I have a large pandas dataframe (tens of millions of rows) which includes a column for UTC time and the time zone. I want to create a column which contains the local time for the row, based on these two other columns.
My original attempt was using df.apply
which worked on a small sample that I was testing on, but is very slow and isn't good enough to work on the whole data:
df['LoginTimeLocal'] = \
df.apply(lambda row: row.LoginTimeUtc.tz_localize('UTC').tz_convert(row.TimeZoneCode))
This results in a new column being added which contains a datetime in local time, with timezone information.

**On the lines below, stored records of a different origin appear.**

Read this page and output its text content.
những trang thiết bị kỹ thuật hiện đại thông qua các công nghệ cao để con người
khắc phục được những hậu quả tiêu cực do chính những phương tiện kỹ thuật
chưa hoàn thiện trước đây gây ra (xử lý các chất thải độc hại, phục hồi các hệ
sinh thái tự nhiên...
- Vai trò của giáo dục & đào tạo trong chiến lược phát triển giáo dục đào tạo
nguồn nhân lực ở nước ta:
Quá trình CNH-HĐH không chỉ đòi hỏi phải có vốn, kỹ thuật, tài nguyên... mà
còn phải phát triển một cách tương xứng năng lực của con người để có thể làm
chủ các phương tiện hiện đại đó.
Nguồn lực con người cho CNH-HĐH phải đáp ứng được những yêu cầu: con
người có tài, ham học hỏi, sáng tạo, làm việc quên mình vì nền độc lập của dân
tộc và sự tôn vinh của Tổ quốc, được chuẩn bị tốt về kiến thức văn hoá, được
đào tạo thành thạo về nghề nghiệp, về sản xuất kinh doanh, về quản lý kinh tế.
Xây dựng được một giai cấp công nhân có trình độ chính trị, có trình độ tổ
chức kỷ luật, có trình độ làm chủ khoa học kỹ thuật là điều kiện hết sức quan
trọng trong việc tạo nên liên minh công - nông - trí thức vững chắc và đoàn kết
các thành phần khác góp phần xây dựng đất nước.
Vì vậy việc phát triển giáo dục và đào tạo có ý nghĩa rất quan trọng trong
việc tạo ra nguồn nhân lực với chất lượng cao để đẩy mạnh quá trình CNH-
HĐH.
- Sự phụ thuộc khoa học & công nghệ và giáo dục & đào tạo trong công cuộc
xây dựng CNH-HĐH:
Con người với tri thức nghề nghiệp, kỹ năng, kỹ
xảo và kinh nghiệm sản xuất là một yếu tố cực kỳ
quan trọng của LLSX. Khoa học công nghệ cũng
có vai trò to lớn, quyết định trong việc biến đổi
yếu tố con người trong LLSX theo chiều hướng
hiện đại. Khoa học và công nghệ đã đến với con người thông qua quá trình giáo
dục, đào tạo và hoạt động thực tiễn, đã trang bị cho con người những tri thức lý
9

I came across this answer which provides an efficient, vectorized way to do something similar. I re-purposed this code to do what I want, but it appears to only work if the new column only contains dates with the same time zone (or no time zone information). Here's my code:
# localize all utc dates
df['LoginTimeUtc'] = df['LoginTimeUtc'].dt.tz_localize('UTC')
# initialize LoginTimeLocal column (probably not necessary)
df['LoginTimeLocal'] = df['LoginTimeUtc']
# for every time zone in the data
for tz in df.TimeZoneCode.unique():
mask = (df.TimeZoneCode == tz)
# make entries in a new column with converted timezone
df.loc[mask, 'LoginTimeLocal'] = \
df.loc[mask,'LoginTimeLocal'].dt.tz_convert(tz)
If I run this on a sample of the data that only contains dates from one timezone (i.e., len(df.TimeZoneCode.unique()) = 1
), it works fine. As soon as there are two or more timezones in the dataframe, I get a ValueError: incompatible or non tz-aware value
.
Can anyone see what is going wrong here?